“禀上将军!”
舆图前,陈勋站定,手指着那代州的山水,侃侃而谈。显然,在军事方面也是一把好手。而在他的对面,赵括、孙崮、周骐以及代郡的几名裨将正肃然而立。这么高规格的军事会议,显然并不是所有接风之人都能参与的。
“日前上党之战,我代地之军几乎抽调一空,至今未能归建。”陈将军继续说道:“三年来虽略有整补,但因胡人累年来袭,兵力损失亦是颇巨,每年所补之军勉强能与所耗相平衡。目前我代郡之军,尚有六万人马。其中骑军两万,步卒四万。”
“步卒四万,大部部署在以马城、桑干城及当城一线,主要采取前重后轻之策略,进行兵力布置,力求将胡人阻挡于代郡之外。”陈勋的手指在图上轻点,一条东西走向的长达数十里的防御线已然清晰可见。
看着这如同长城一般的防御线,赵括对此不置可否。只是,在心中,赵括始终认为只有千里做贼的,哪有千里防贼的,如今胡人的战力较弱,赵军才能依据几个城市为支点勉强守住,一旦胡人战力提升,这么长的防御线,赵军很难守住。
“进攻才是最好的防御。”这是赵括所一贯信奉的。当然如今的情形,似乎并不适合己方进攻。但办法都是想出来的不是。
见赵括没有表示,陈将军随即继续介绍了起来:“骑军两万,乃我军主要战力,主要部署在代城附近,此处距离前方三城距离几乎相同,不论何处稍有差池,以骑军之速,一昼夜便可抵达前线,策应前方战事。当然,因着郡治所在,城中仍有三千步卒护卫。”
“另外,在与邯郸郡接壤之门户,平舒城中,仍有两千步卒,已被不时之需。其余城中守卒,皆非野战之军,其总数也不过两千,故不在列也。

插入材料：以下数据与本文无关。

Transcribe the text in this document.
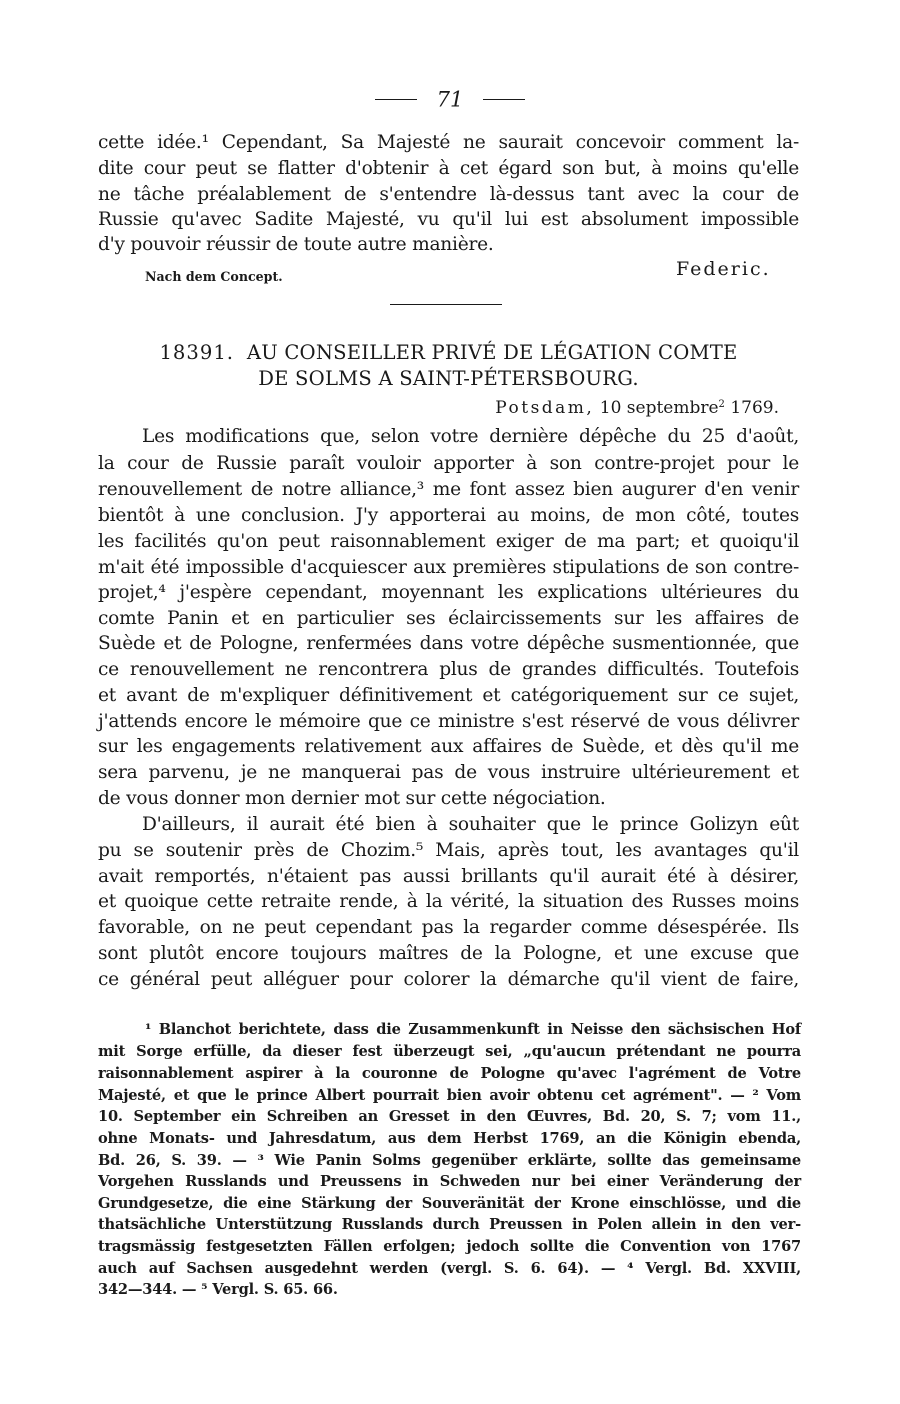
71
cette idée.¹ Cependant, Sa Majesté ne saurait concevoir comment la-
dite cour peut se flatter d'obtenir à cet égard son but, à moins qu'elle
ne tâche préalablement de s'entendre là-dessus tant avec la cour de
Russie qu'avec Sadite Majesté, vu qu'il lui est absolument impossible
d'y pouvoir réussir de toute autre manière.
Nach dem Concept.	Federic.
18391. AU CONSEILLER PRIVÉ DE LÉGATION COMTE
DE SOLMS A SAINT-PÉTERSBOURG.
Potsdam, 10 septembre$^2$ 1769.
Les modifications que, selon votre dernière dépêche du 25 d'août,
la cour de Russie paraît vouloir apporter à son contre-projet pour le
renouvellement de notre alliance,³ me font assez bien augurer d'en venir
bientôt à une conclusion. J'y apporterai au moins, de mon côté, toutes
les facilités qu'on peut raisonnablement exiger de ma part; et quoiqu'il
m'ait été impossible d'acquiescer aux premières stipulations de son contre-
projet,⁴ j'espère cependant, moyennant les explications ultérieures du
comte Panin et en particulier ses éclaircissements sur les affaires de
Suède et de Pologne, renfermées dans votre dépêche susmentionnée, que
ce renouvellement ne rencontrera plus de grandes difficultés. Toutefois
et avant de m'expliquer définitivement et catégoriquement sur ce sujet,
j'attends encore le mémoire que ce ministre s'est réservé de vous délivrer
sur les engagements relativement aux affaires de Suède, et dès qu'il me
sera parvenu, je ne manquerai pas de vous instruire ultérieurement et
de vous donner mon dernier mot sur cette négociation.
D'ailleurs, il aurait été bien à souhaiter que le prince Golizyn eût
pu se soutenir près de Chozim.⁵ Mais, après tout, les avantages qu'il
avait remportés, n'étaient pas aussi brillants qu'il aurait été à désirer,
et quoique cette retraite rende, à la vérité, la situation des Russes moins
favorable, on ne peut cependant pas la regarder comme désespérée. Ils
sont plutôt encore toujours maîtres de la Pologne, et une excuse que
ce général peut alléguer pour colorer la démarche qu'il vient de faire,
¹ Blanchot berichtete, dass die Zusammenkunft in Neisse den sächsischen Hof
mit Sorge erfülle, da dieser fest überzeugt sei, „qu'aucun prétendant ne pourra
raisonnablement aspirer à la couronne de Pologne qu'avec l'agrément de Votre
Majesté, et que le prince Albert pourrait bien avoir obtenu cet agrément". — ² Vom
10. September ein Schreiben an Gresset in den Œuvres, Bd. 20, S. 7; vom 11.,
ohne Monats- und Jahresdatum, aus dem Herbst 1769, an die Königin ebenda,
Bd. 26, S. 39. — ³ Wie Panin Solms gegenüber erklärte, sollte das gemeinsame
Vorgehen Russlands und Preussens in Schweden nur bei einer Veränderung der
Grundgesetze, die eine Stärkung der Souveränität der Krone einschlösse, und die
thatsächliche Unterstützung Russlands durch Preussen in Polen allein in den ver-
tragsmässig festgesetzten Fällen erfolgen; jedoch sollte die Convention von 1767
auch auf Sachsen ausgedehnt werden (vergl. S. 6. 64). — ⁴ Vergl. Bd. XXVIII,
342—344. — ⁵ Vergl. S. 65. 66.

”言罢,陈将军肃立一旁,等候着赵括的询问。
“胡人之入侵路线如何?”赵括果然开始提问道。
“禀上将军:胡人狡诈,经过三年攻防,大体已经摸清楚我军布防情况。”陈将军稍有些不好意思道:“自去年始,胡人便不再以进攻我主要城池为目标,转而将目标锁定在小型城镇之中。其数度欲通过我北面三镇之间空隙,往我代郡内部横插,索性我军探马及时发现,并点燃狼烟,代城之骑军齐出,这才将胡人赶跑。今年,料来胡人还会故技重施。”
三年战斗,让对手摸清了套路,这倒也不能完全怪罪于陈将军,一则兵力不足就注定了代郡只能固守,二则代郡贫瘠的土地也就注定了可防御之城池就那么几个,被胡人摸清了套路,也是没有办法的事情。
“可有应对之策?”赵括继续问道。
“除了加紧来往巡逻之探马外,我军还在几个主要的隘口修筑了工事,同时几条道路旁也修筑了简易的堡垒,不求能够拖住胡人,只愿其能及时报之胡人踪迹。”陈将军立即答道。
闻言,赵括也是满意地点了点头,显然这样的做法,在如今的情形下,已经是最好的办法了。而能够察觉自己的不足,并及时想尽办法去改进自己的不足,这已经是一只强军才拥有的特质了。即便是赵括,也不能再要求他们更多了。
“可能捕捉到胡人主力?”赵括随即接着问道。